It has been almost one year since I made the decision to pursue a Master in Architecture at the Harvard Graduate School of Design. One of the most important reasons why I chose to this institution was the opportunity to become part of a network of fiercely motivated individuals who are ready to learn from each other in order to design better cities, to create better mobility and more accessibility, to plan healthier living, working and playing spaces, and to do this while remaining critically conscious of the cultural, racial, and class divides that pose challenges to these goals.
Tomorrow I will be joining Boston’s Global Leadership Experience (GLE), a program carried out in academic hubs throughout the world that presents a different challenge every year. Throughout the week we will be discussing the challenge of preventing urban sprawl throughout the world, focusing on how the city of Boston has dealt with its own sprawl in terms of planning, transportation, health, employment, housing, and crime, to name a few.

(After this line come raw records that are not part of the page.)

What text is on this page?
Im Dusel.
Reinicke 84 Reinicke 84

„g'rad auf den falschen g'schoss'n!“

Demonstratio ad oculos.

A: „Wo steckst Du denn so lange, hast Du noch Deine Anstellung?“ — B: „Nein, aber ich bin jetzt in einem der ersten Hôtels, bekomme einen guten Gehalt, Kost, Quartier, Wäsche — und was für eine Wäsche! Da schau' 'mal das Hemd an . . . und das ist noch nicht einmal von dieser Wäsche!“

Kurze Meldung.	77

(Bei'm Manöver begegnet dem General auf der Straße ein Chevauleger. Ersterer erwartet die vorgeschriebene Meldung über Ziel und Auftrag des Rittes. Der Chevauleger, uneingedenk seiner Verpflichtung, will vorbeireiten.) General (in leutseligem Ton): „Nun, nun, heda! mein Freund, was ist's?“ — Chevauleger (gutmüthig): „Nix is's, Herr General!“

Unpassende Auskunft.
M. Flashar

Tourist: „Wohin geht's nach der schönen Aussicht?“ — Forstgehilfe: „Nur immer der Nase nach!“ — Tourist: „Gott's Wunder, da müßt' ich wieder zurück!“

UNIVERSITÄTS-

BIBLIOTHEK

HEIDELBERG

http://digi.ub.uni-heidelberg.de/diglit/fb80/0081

The theme of this challenge is closely related to topics that have been on my mind for a while—questions regarding the right way for cities to grow. Are super-dense, high rise buildings the answer for the increased desire to live closer to city centers? How do we rethink the single-family house in a society where families are becoming smaller and housing needs in cities are rising? What is the smart way to develop housing areas so that they do not become residential islands? What is the role of architects and urban planners in these matters? How can they prevent short-sighted investment and development from companies and organizations that may have the capital but not the vision?
I am looking forward to the start of the program and will keep updating as my thoughts and ideas develop with my fellow GLE participants and leaders.